When you run this program it outputs the following JSON:

{
  "data": [
    {
      "id": "1267885518005690370",
      "text": "RT @lab_fantasma: \u00c9 por \u00c1gatha Felix, Douglas Martins Rodrigues e Jo\u00e3o Pedro. Mas tamb\u00e9m por George Floyd, por Claudia Ferreira e Marielle\u2026"
    }
  ],
  "meta": {
    "newest_id": "1267885518005690370",
    "oldest_id": "1267885518005690370",
    "result_count": 1,
    "next_token": "b26v89c19zqg8o3fo7dfv5axa5q2kdlt21pvomk80wqyl"
  }
}

The strange thing here is only one tweet is being returned. But there are definitely more tweets that match that query. At the moment, according to Twitter’s new Counts API, there are 2,389,336 tweets more to be exact.

(In case you are curious)

twarc2 counts --csv --archive --until-id 1267885518005690370 '"marielle
franco"' --granularity day counts.csv

Looking at my twarc log file I could see that for long stretches of time the search response only contains a handful of tweets.

So I spent a little time in a Jupyter notebook parsing the log messages, and using the tweet created time that is hidden in a tweet’s id to visualize how many tweets are missing from responses over time.

It’s not entirely clear why there is such a spike on June 2, 2020. It’s also not clear what these missing tweets actually signify. Over in DocNow Slack Sam Hames speculated:

My guess is that a page of tweet ids is retrieved for the search, then hydrated to handle deletions/protected accounts/get current data. It’s especially notable when you have a topic that only one user is tweeting about, then that account is deleted or goes protected.

This sounds right to me, but of course we don’t really know what’s happening inside Twitter’s infrastructure – only they do. Sam did point out that he observed this behavior with the Twiter v1.1 API search endpoint as well. I think it’s possibly more noticeable when using the full archive search because you are much more likely to run across stretches of deleted/protected tweets. Also, twarc didn’t log tweets per response like it does now with the v2 API.

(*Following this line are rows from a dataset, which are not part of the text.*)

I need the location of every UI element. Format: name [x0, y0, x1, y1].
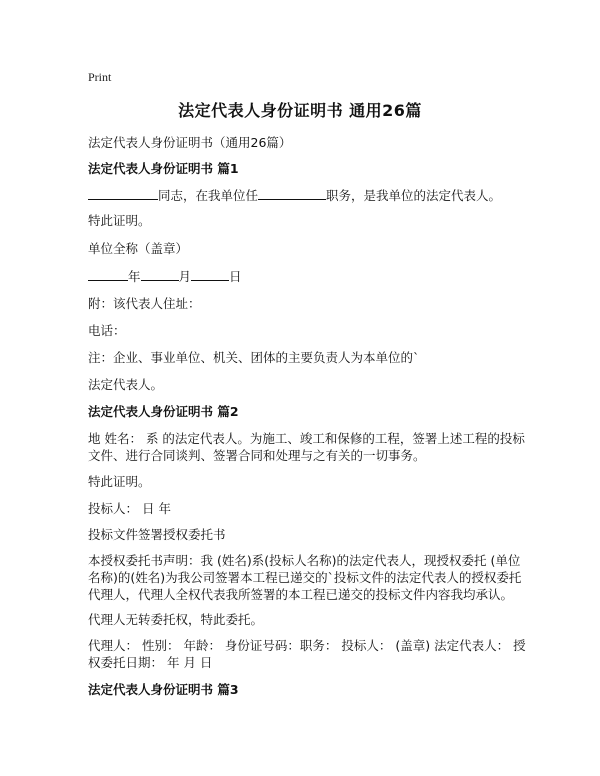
section-1-certify: 特此证明。 [88, 213, 151, 228]
section-1-date [88, 268, 528, 285]
date-day: 日 [229, 269, 242, 284]
blank-position [258, 187, 326, 200]
line-1-part-2: 职务，是我单位的法定代表人。 [326, 188, 502, 203]
section-2-auth-title: 投标文件签署授权委托书 [88, 527, 226, 542]
date-month: 月 [178, 269, 192, 284]
date-year: 年 [128, 269, 141, 284]
blank-month [141, 268, 179, 281]
section-2-bidder: 投标人： 日 年 [88, 501, 171, 516]
section-2-paragraph-3: 代理人： 性别： 年龄： 身份证号码：职务： 投标人： (盖章) 法定代表人： 授权委托日期： 年 月 日 [88, 638, 526, 670]
section-3-heading: 法定代表人身份证明书 篇3 [88, 682, 239, 697]
section-1-line-1 [88, 187, 528, 204]
section-2-certify: 特此证明。 [88, 474, 151, 489]
print-label: Print [88, 70, 112, 84]
line-1-part-1: 同志，在我单位任 [158, 188, 259, 203]
blank-day [191, 268, 229, 281]
section-2-paragraph-2: 本授权委托书声明：我 (姓名)系(投标人名称)的法定代表人，现授权委托 (单位名称)的(姓名)为我公司签署本工程已递交的`投标文件的法定代表人的授权委托代理人，代理人全权代表我所签署的本工程已递交的投标文件内容我均承认。 [88, 553, 522, 602]
section-2-heading: 法定代表人身份证明书 篇2 [88, 404, 239, 419]
document-title: 法定代表人身份证明书 通用26篇 [178, 101, 422, 120]
section-1-phone: 电话： [88, 323, 126, 338]
blank-name [88, 187, 158, 200]
blank-year [88, 268, 128, 281]
section-1-heading: 法定代表人身份证明书 篇1 [88, 161, 239, 176]
document-subtitle: 法定代表人身份证明书（通用26篇） [88, 135, 292, 150]
section-1-address: 附：该代表人住址： [88, 296, 201, 311]
section-1-unit-name: 单位全称（盖章） [88, 241, 189, 256]
section-2-paragraph-1: 地 姓名： 系 的法定代表人。为施工、竣工和保修的工程，签署上述工程的投标文件、进行合同谈判、签署合同和处理与之有关的一切事务。 [88, 431, 525, 463]
section-1-note: 注：企业、事业单位、机关、团体的主要负责人为本单位的` [88, 350, 420, 365]
section-2-no-transfer: 代理人无转委托权，特此委托。 [88, 612, 264, 627]
section-1-note-end: 法定代表人。 [88, 377, 164, 392]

If true I think this suggests that when you delete a tweet or an account on Twitter it doesn’t really get deleted. Instead it is flagged as deleted, and no longer distributed to the public. Almost like a disk block that has had its inode deleted – except Twitter know exactly where the data is. Jane Friedhoff suggested the same things some time ago using a different (but related) API signal. Perhaps an experiment could be set up to test if it’s true? Delete a few things from your timeline and then try to retrieve all your tweets and see if the little gaps appear?

I’m not expecting to get much insight into what’s really going on here, but I did ask over in the Twitter Community Forum, and will update this post if I learn anything. If it seems potentially useful to have a twarc plugin for analyzing the log files in this way please get in touch.

The situation is actually kind of tedious for researchers collecting data from Twitter because these empty responses count as responses–you can only issue 300 every 15 minutes. So these stretches of deletes can negatively effect how much data you can collect in the alloted time. Much ado about nothing.